Silverware (Malay)

Country: Malaysia
A spherical silver betel box, part of a betel set (tepak sirih), in the form of a mangosteen fruit decorated with the bunga orka floral motif, used to contain condiments. (Photograph by Fiona Wong)

Silver does not occur naturally in the Malay Peninsula and thus silversmithing started relatively late as an offshoot of an established gold working tradition. Raw materials in the form of silver bars, ingots and coins were imported by foreign traders from China. During the fourteenth century, when the Sultanate of Melaka was at its height, silver, along with gold, became a symbol of the wealth, position and power of Malay royalty and the aristocracy who provided patronage to silversmiths.  

The status of silver was demonstrated most visibly in the exquisite jewellery made for noblewomen, who would adorn themselves from top to toe with hairpins, combs, earrings, brooches, pendants, necklaces, belts and waist buckles (pending), bracelets, armlets, rings and anklets. Young children often wore protective cylindrical silver amulets and little leaf-shaped modesty discs (caping).

Malay silversmiths also fashioned items for important social and ceremonial use, such  as betel sets (tepak sirih) and their accompanying containers and cutters, tobacco boxes, and the hilts and sheaths of swords and daggers. Today, items produced range from the functional to the ornamental and include trays, tea sets, fruit bowls, boxes, ornamental plates, rice scoops, ashtrays and jewellery, as well as specially commissioned items, all with Malay motifs.

Master craftsman Mohd Daud bin Yusoff engraving the cover of a silver jewellery box with a small hammer and punch at his workshop in Kota Bharu, Kelantan. (Photograph by Fiona Wong)

The methods and techniques of silversmithing remain largely unchanged. Repoussé (raising designs or reliefs upon a thin sheet of silver by hammering from the back), filigree (pulling silver into fine threads and twisting it into delicate ornamental tracery) and engraving (either by transferring a paper pattern to an object or incising directly) are the most common forms of decorating items.
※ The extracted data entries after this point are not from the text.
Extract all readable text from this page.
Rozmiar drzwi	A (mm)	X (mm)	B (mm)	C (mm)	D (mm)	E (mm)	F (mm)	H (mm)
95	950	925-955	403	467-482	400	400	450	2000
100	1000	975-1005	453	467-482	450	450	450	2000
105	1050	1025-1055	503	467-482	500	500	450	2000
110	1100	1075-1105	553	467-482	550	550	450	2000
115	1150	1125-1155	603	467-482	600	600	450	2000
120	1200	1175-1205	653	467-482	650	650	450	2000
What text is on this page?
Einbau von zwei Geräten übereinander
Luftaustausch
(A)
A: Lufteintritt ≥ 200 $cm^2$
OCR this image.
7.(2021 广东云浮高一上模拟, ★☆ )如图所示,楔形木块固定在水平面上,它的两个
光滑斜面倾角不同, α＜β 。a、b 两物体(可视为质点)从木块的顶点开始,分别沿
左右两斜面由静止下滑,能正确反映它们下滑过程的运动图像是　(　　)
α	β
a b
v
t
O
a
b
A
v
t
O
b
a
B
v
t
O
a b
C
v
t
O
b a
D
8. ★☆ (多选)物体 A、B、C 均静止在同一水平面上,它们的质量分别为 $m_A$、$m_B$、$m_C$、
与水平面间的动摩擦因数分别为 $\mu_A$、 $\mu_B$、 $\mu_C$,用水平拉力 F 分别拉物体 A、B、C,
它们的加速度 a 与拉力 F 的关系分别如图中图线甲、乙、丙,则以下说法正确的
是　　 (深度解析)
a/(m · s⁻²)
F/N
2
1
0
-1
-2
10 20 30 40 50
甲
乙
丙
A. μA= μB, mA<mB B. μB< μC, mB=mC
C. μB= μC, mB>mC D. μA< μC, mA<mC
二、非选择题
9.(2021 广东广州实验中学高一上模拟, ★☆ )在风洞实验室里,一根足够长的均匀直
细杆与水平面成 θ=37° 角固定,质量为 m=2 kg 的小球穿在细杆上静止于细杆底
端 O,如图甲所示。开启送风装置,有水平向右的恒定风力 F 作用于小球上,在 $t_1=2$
Kelantan silverware, in particular, is renowned for its intricate and delicate designs and superior craftsmanship. The silverware designs normally portray decorative geometric patterns or stylized floral and leaf motifs, such as the floral motif bunga orka and a cloud-like motif, awan larat.

Although traditional Malay silverware exhibits the best of local craftsmanship, silver smithing is carried on by only a few family-run businesses in Kelantan and Terengganu. Among the older silversmiths sustaining the craft is Mohd Daud bin Yusoff, a master craftsman in Kota Bharu, Kelantan.